With a double pole single throw switch, you could take the digital signal pin from say D0, pass it through the switch and read the result on D1. Set D0 to high and then measure on D1. If the switch has been switched, D1 would be high. if it isnt, D1 would be low. This would be the easiest way to do what you are looking for.

Code:


set(D0,on)
if(GetDigital(d1) = 1)
#the switch is in the on position
else
#the switch is in the off position
endif


This would work because there is a common ground between D0 and D1 (along with every other ground pin) on the V4.
#10  
Now I'm getting some where. Ok now I see how we are going to do this. Cool Thanks.:)

On The Arduino I use:

Code:



// Note one leg of the switch goes to the S or signal pin on pin set #2 and the other leg goes to the - (negative) pin on pin set # 2

int buttonState = 0; // variable for reading the pushbutton status

void setup() {

pinMode(13, OUTPUT);
// initialize the pushbutton pin as an input:
pinMode(2, INPUT);
}

void loop(){
// read the state of the pushbutton value:
buttonState = digitalRead(2);

// check if the pushbutton is pressed.
// if it is, the buttonState is HIGH:

if (buttonState == HIGH)
{
// turn LED on:
digitalWrite(13, HIGH);
}
else {
// turn LED off:
digitalWrite(13, LOW);
}
}


#11  
Anytime bud. You're basically doing the same thing with 2 digital pins.

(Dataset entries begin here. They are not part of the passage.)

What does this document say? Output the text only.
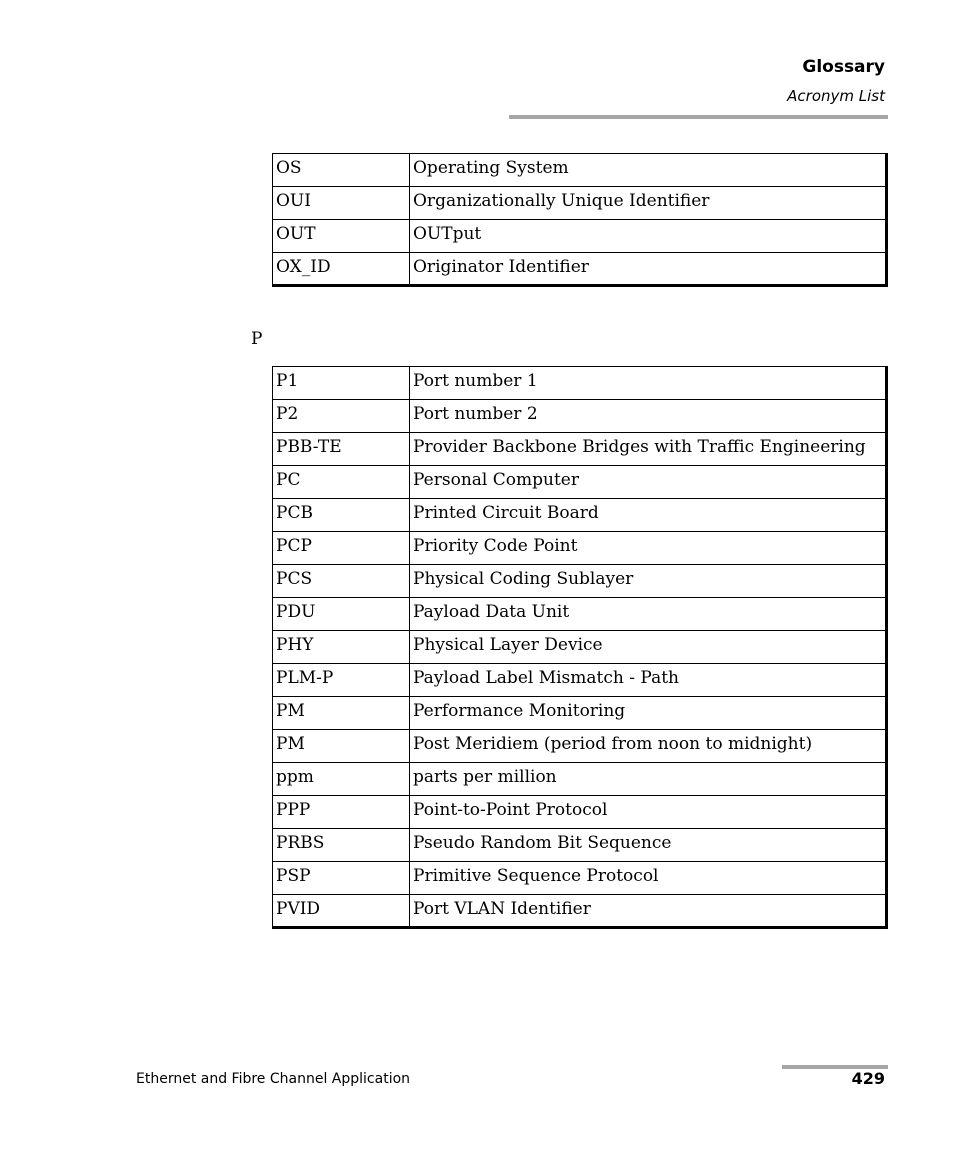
Glossary
Acronym List
OS	Operating System
OUI	Organizationally Unique Identifier
OUT	OUTput
OX_ID	Originator Identifier
P
P1	Port number 1
P2	Port number 2
PBB-TE	Provider Backbone Bridges with Traffic Engineering
PC	Personal Computer
PCB	Printed Circuit Board
PCP	Priority Code Point
PCS	Physical Coding Sublayer
PDU	Payload Data Unit
PHY	Physical Layer Device
PLM-P	Payload Label Mismatch - Path
PM	Performance Monitoring
PM	Post Meridiem (period from noon to midnight)
ppm	parts per million
PPP	Point-to-Point Protocol
PRBS	Pseudo Random Bit Sequence
PSP	Primitive Sequence Protocol
PVID	Port VLAN Identifier
Ethernet and Fibre Channel Application	429
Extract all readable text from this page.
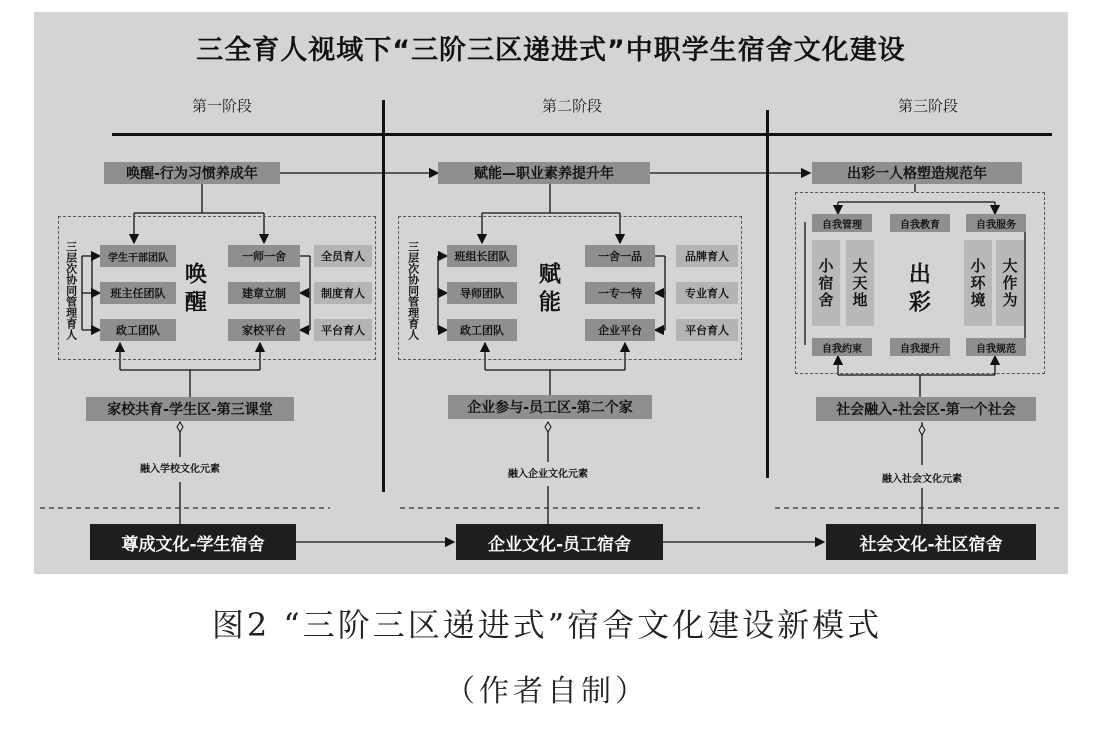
三全育人视域下“三阶三区递进式”中职学生宿舍文化建设
第一阶段	第二阶段	第三阶段
唤醒-行为习惯养成年	赋能—职业素养提升年	出彩一人格塑造规范年
三层次协同管理育人	学生干部团队
班主任团队
政工团队
唤醒
一师一舍
建章立制
家校平台
全员育人
制度育人
平台育人
家校共育-学生区-第三课堂
融入学校文化元素
尊成文化-学生宿舍
三层次协同管理育人	班组长团队
导师团队
政工团队
赋能
一舍一品
一专一特
企业平台
品牌育人
专业育人
平台育人
企业参与-员工区-第二个家
融入企业文化元素
企业文化-员工宿舍
自我管理	自我教育	自我服务
小宿舍	大天地 出彩	小环境 大作为
自我约束	自我提升	自我规范
社会融入-社会区-第一个社会
融入社会文化元素
社会文化-社区宿舍
图2 “三阶三区递进式”宿舍文化建设新模式
（作者自制）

Glad to have been of help.
#12  
The EZB4 cant read from the Signal pin to ground? I thought it had built in pull ups and pull downs.... ?
#13  
You will just have to use the signal pin. D0 to one side of the switch. D1 to the other side of the switch. The V4 has power to the other pins that is common (ground and +). You wont have to worry about these at all and no wires are needed at all on these pins (+ or -).

If you set D0 to on then d1 should read high or the other way around depending on which you want to do. I dont have one available to test with right now, but I will do a test tonight for you.
#14  
Your last code works well. Just put your switch from S signal to - or ground and the port will go 1 or 0 depending on how the switch is set.